Sus condiciones físicas bajaron y optó por seguir bailando al precio que fuera.
Así llegó a México a principios de los noventa; desesperado por estar en un foro había aceptado presentarse en un antro para ricos en avenida San Jerónimo. No le importó que la gente bebiera, comiera y hasta fumara mientras él, sin el brillo de su energía habitual, interpretaba La pavana del moro, de José Limón. Anna Kisselgoff, la famosa crítica de danza de The New York Times, ya le había hecho varías notas “malas” contando que hacía presentaciones en secundarias neoyorquinas.

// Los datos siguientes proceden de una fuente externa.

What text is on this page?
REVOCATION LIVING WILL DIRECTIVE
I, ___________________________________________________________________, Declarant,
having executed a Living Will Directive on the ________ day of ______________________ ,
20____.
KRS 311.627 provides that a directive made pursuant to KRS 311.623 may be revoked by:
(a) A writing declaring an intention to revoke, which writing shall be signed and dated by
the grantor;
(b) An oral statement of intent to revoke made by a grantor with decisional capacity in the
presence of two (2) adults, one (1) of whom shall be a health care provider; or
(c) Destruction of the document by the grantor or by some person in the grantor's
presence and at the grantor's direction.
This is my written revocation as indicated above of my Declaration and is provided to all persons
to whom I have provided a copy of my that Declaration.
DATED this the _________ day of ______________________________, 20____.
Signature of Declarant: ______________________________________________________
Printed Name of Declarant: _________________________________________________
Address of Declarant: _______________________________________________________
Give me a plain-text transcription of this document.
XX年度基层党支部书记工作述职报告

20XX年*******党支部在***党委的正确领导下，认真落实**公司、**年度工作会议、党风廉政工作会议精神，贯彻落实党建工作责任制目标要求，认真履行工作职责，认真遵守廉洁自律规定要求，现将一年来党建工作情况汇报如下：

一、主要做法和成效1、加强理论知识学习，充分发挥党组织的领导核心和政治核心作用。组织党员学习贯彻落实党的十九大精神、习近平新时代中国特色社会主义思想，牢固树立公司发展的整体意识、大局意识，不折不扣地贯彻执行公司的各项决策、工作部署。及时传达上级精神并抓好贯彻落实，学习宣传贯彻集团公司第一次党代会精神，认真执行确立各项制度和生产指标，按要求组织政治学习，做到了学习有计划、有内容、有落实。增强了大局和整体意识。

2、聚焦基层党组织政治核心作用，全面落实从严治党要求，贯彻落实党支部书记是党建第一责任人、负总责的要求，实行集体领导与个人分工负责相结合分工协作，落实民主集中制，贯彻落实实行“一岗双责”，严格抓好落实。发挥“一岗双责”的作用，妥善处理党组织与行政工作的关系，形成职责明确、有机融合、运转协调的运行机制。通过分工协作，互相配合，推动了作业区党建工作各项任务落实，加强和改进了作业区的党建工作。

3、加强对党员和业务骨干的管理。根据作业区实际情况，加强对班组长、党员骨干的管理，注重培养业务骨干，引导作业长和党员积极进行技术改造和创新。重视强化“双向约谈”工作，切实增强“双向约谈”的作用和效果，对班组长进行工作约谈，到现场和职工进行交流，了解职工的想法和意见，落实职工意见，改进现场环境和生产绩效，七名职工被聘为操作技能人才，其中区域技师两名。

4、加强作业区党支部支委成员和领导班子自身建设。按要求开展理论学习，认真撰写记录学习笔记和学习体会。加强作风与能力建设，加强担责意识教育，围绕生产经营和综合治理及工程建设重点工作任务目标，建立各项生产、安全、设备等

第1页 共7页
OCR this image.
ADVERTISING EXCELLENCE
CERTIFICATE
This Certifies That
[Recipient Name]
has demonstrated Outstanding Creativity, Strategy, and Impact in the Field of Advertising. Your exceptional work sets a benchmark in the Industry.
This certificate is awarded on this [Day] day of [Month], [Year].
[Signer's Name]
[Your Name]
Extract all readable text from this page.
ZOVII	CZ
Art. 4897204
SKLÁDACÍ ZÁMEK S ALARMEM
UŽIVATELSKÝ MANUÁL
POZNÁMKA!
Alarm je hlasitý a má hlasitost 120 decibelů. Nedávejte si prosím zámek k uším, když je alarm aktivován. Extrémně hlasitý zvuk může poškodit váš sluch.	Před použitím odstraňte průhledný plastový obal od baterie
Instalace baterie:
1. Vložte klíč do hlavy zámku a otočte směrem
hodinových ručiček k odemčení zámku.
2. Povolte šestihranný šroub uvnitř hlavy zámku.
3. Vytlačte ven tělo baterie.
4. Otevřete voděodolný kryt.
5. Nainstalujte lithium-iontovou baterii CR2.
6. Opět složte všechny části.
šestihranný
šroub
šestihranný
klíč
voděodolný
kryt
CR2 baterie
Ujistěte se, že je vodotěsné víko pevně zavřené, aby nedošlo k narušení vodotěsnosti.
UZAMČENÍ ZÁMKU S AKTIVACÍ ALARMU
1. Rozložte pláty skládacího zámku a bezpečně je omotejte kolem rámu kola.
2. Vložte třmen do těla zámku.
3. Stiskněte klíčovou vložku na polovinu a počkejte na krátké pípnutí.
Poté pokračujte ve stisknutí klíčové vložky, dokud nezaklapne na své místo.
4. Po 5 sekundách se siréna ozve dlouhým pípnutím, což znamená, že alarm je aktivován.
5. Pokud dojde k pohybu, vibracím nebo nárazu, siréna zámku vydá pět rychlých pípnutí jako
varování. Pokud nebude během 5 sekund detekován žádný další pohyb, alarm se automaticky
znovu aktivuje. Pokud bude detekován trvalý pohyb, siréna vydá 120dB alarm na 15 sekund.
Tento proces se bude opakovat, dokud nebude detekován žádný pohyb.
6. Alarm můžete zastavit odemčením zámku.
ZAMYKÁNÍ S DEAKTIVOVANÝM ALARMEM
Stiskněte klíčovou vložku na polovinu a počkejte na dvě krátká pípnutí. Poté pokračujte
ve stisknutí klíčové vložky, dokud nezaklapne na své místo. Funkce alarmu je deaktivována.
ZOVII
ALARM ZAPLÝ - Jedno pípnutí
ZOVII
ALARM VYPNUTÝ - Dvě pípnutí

Nureyev aprovechó el viaje a la Ciudad de México para visitar a su gran amigo Michel Descombey, director del Ballet Teatro del Espacio. La amistad entre ellos era legendaria y se sabía por el propio Descombey que cuando le pidieron que regresara a ser director de la sección de la Ópera de París, había declinado a favor de Nureyev.
Callado y atento, Nureyev visitó la sede de la compañía que se encontraba en la calle de Hamburgo, en plena Zona Rosa. Se tomó fotografías con el grupo, los abrazó a todos y una vez que se encontró a solas con Descombey le ofreció trabajar con él:
“Te cobraré un dólar por cada función que dé”, dijo.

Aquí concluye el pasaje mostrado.